The following variables need to be configured:
AWS_PROFILE
: The AWS profile to be used for authentication.AWS_DEFAULT_REGION
: The AWS region where the services will be hosted.ENVIRONMENT
: The environment (e.g., development, staging, production) for which the pipeline and infrastructure are being deployed.
The Makefile
includes commands to automate setting up the environmentm, provisioning the infrastructure using Terraform and deploy the serverless application.
-
make env
:
Runs a script to set AWS environment variables (AWS_PROFILE
,AWS_DEFAULT_REGION
,ENVIRONMENT
) and persists them to~/.bashrc
. -
make check
:
Verifies that the required environment variables are set using a Python script. -
make terraform-init
:
Initializes Terraform, downloading providers and setting up your environment for infrastructure provisioning. -
make terraform-plan
:
Runs Terraform'splan
command to preview the infrastructure that will be created. -
make terraform-apply
:
Applies the Terraform plan to create the infrastructure automatically. -
make terraform-destroy
:
Destroys the Terraform-managed infrastructure automatically. -
make sls-deploy
: Deploy Serverless application -
make sls-remove
: Removes Serverless application -
make all
:
Runs the entire setup process in one step. It configures environment variables, verifies them, initializes Terraform, plans the infrastructure, and applies it. -
make clean
:
Destroys all infrastructure created by Terraform and removes the Serverless application
When generating sensitive information such as database passwords using Terraform (as seen in this configuration with the random_password
resource), the generated values are stored in the Terraform state file (tfstate
). If this state file is stored locally, there's a risk it could inadvertently be exposed if committed to version control, such as GitHub. To mitigate this risk, it is highly recommended to use a remote backend (such as AWS S3 with encryption and proper access control) to securely store the state file.

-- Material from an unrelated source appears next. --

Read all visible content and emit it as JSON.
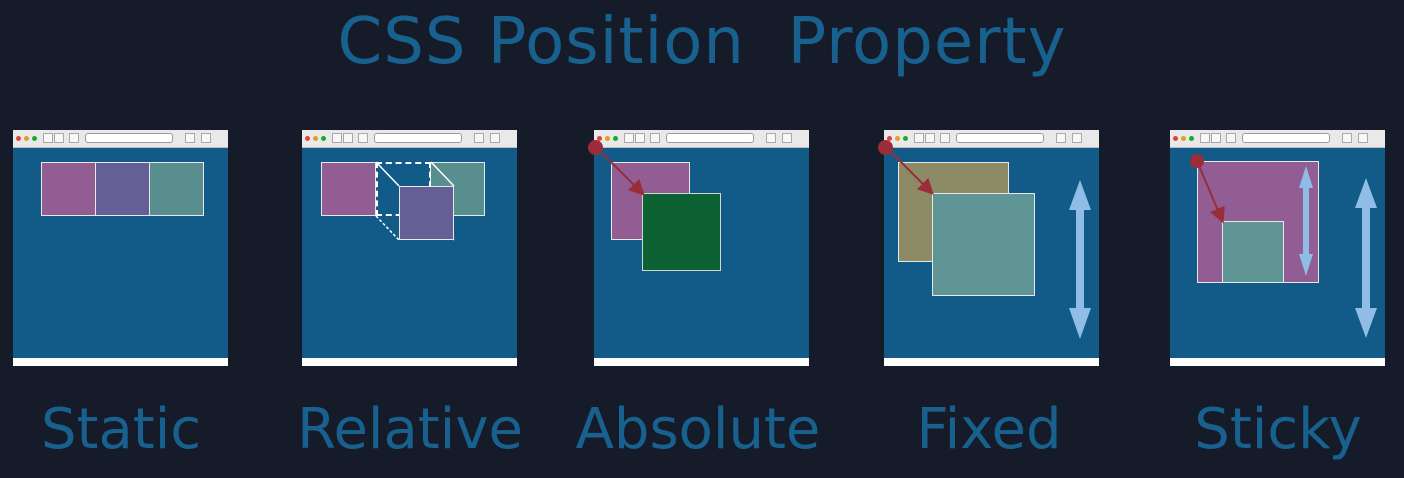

For more information on securely storing sensitive data in the Terraform state file, please refer to Terraform's documentation on sensitive data in state.
After running make env
or make all
, the environment variables are saved to ~/.bashrc
to persist across terminal sessions. However, these variables might not be immediately available in your current session.
- Option 1: Restart your terminal or prompt to apply the changes.
- Option 2: Manually source the updated
~/.bashrc
file by running:source ~/.bashrc
Failure to do this may result in the environment variables not being available in the current terminal session.
The infrastructure for this project is managed using Terraform. This setup includes the creation of an Amazon S3 bucket for storage, a VPC, subnets, and other necessary networking components. The infrastructure code is located in the terraform/
directory.
The key configuration files for Terraform are:
-
resource.tf
This file defines the S3 bucket and related configurations such as server-side encryption and object storage. -
networks.tf
This file contains the configuration for the Virtual Private Cloud (VPC), public subnets, Internet Gateway (IGW), and route tables. -
local.tf
This file defines local variables that are used across the Terraform configuration files, including common tags, network CIDR blocks, and bucket names.
This project includes a Serverless Framework configuration to deploy an ETL Lambda function. After setting up the environment variables and provisioning the AWS infrastructure with Terraform, you can deploy the Serverless application.
Ensure the environment variables are correctly set by running make env
.
-
Install the Serverless Framework:
npm install -g serverless
-
Navigate to the
src/
directory:cd src
-
Deploy the Serverless application to AWS:
serverless deploy --stage dev
Alternatively, you can use the following Makefile
command to handle deployment after Terraform has completed:
make sls-deploy
This command will automatically deploy the Serverless Framework configuration, making the ETL Lambda function available.